Forsee will take over as CEO of the combined company, with Donahue acting as executive chairman. Further underscoring the theme of a "merger of equals," the company will also maintain its operational headquarters in Overland Park, Kansas, current home to Nextel, and an executive headquarters in Sprint's home of Reston, Virginia, Donahue said.

With the staffs of the two companies observing the proceedings over a live Webcast, both executives paid homage to the hard work of employees of both companies. However, both Forsee and Donahue made it clear that staff reductions would be unavoidable as the companies combine their operations and networks following regulatory approval of the merger, which is expected in the first six months of 2005.

While he declined to discuss details of where cuts might come, Forsee said that the company will work to eliminate overlaps between the two organizations and that it wouldn't make sense to move "thousands of employees" between Kansas and Reston, or Reston and Kansas.

According to Forsee, 22,000 employees who work with Sprint's local phone business will leave the merged company to work for that newly created entity.

Sprint Nextel also expects to realize huge savings by consolidating information technology as well as sales, marketing and administrative organizations. It will also try to extract better deals from suppliers by leveraging the company's increased size, Forsee said.

Total savings to the company through those "synergies" could total $12 billion, the executives said.

Executives from both companies spoke enthusiastically about the opportunities created by combining the two companies, especially with Nextel's strength in innovative voice services, like the popular "push to talk" feature, and Sprint's strength in Internet and data services.

Following regulatory approval, the combined company will begin to merge the companies' networks, looking for collocation opportunities where they exist, and making sure that Nextel customers can receive service from Sprint's cell network, and vice versa, Forsee said.

A longer-term project will be migrating Nextel customers and the two-way radio "push to talk" feature from the company's network, which uses Motorola (Profile, Products, Articles) Inc.'s iDEN (Integrated Digital Enhanced Network), to Sprint's network, which uses CDMA (Code Division Multiple Access) technology, the executives said.

Sprint Nextel will continue to invest in and grow its iDEN network through 2007, and is looking at opportunities to market it to governments and public safety organizations, which make heavy use of the "push-to-talk" capability, Donahue said.

In the short term, the companies are working with Motorola to offer their customers a dual-mode phone that supports both iDEN push-to-talk and CDMA, Donahue said.
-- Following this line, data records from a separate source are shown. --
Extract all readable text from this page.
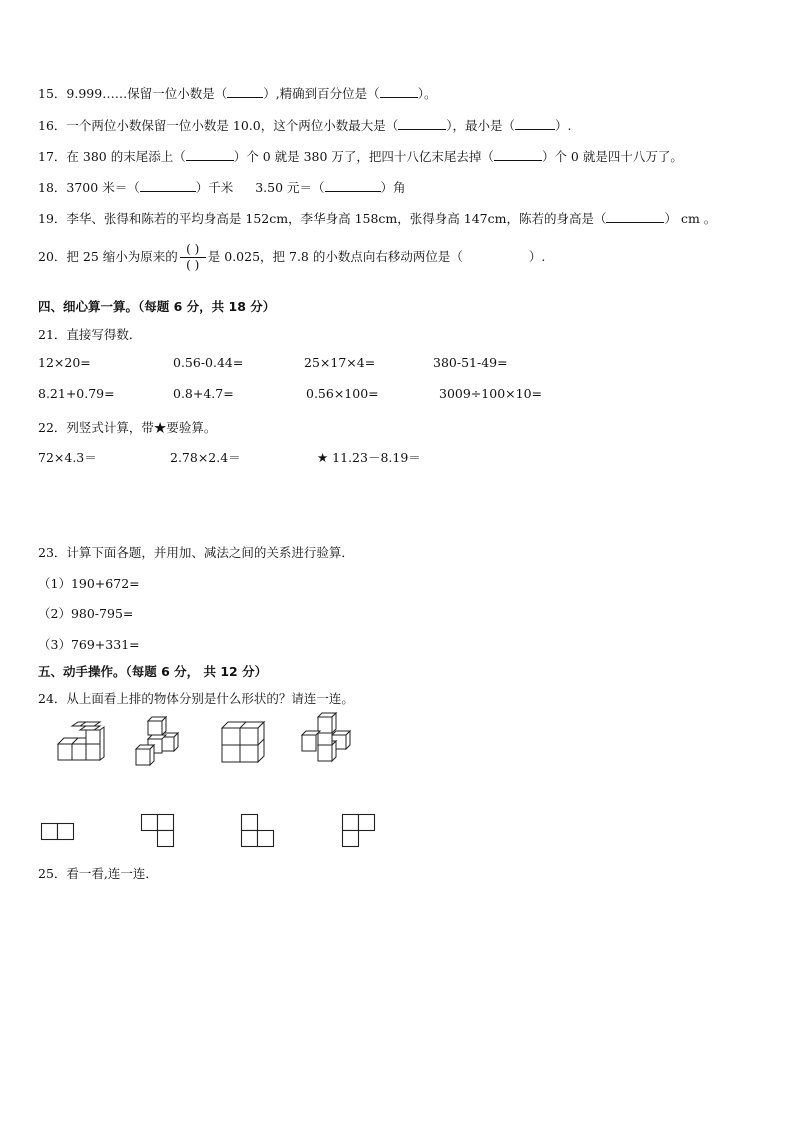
15．9.999……保留一位小数是（	）,精确到百分位是（	）。
16．一个两位小数保留一位小数是 10.0，这个两位小数最大是（	），最小是（	）.
17．在 380 的末尾添上（	）个 0 就是 380 万了，把四十八亿末尾去掉（	）个 0 就是四十八万了。
18．3700 米＝（	）千米 3.50 元＝（	）角
19．李华、张得和陈若的平均身高是 152cm，李华身高 158cm，张得身高 147cm，陈若的身高是（	） cm 。
20．把 25 缩小为原来的 $\frac{( )}{( )}$ 是 0.025，把 7.8 的小数点向右移动两位是（	）.
四、细心算一算。（每题 6 分，共 18 分）
21．直接写得数．
12×20=	0.56-0.44=	25×17×4=	380-51-49=
8.21+0.79=	0.8+4.7=	0.56×100=	3009÷100×10=
22．列竖式计算，带★要验算。
72×4.3＝	2.78×2.4＝	★ 11.23－8.19＝
23．计算下面各题，并用加、减法之间的关系进行验算．
（1）190+672=
（2）980-795=
（3）769+331=
五、动手操作。（每题 6 分， 共 12 分）
24．从上面看上排的物体分别是什么形状的？请连一连。
25．看一看,连一连．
Sprint will work aggressively with federal and state regulators to win approval for the spinoff of its local telecom business and to make sure that the new company has the cash and capital resources to be successful, Forsee said.

The new company will be the largest local phone company in the country, with 7.7 million local access lines in 18 states, he said.

Sprint expects approval for local phone spinoff to take longer than approval for the merger, but hopes to win approval for the plan in nine months to one year, Forsee said.

Jeff Kagan, a telecom industry analyst said, "This is good news for the wireless industry."

"This creates three big wireless competitors carrying about 75 percent of the traffic, which is very helpful," Kagan said. "Three major carriers can help keep prices low for customers, expenses lower for the companies and innovation high. The wireless industry needed this wave of consolidation."

Like the merger of Cingular and AT&T Wireless, the joining of Sprint and Nextel is an example of the need for consolidation in the wireless industry, as companies try to resolve network bottlenecks and gear up to spend billions of dollars on network upgrades,such as Sprint's ongoing effort to upgrade its PCS wireless network with the high-capacity EV-DO technology, Kagan said.

"Since the mergers will happen before they spend the money, they will save significantly," he said. "In some cases they will have more capacity, and in other cases they will only have to spend once, not twice. It should help the merged company save quite a bit of money."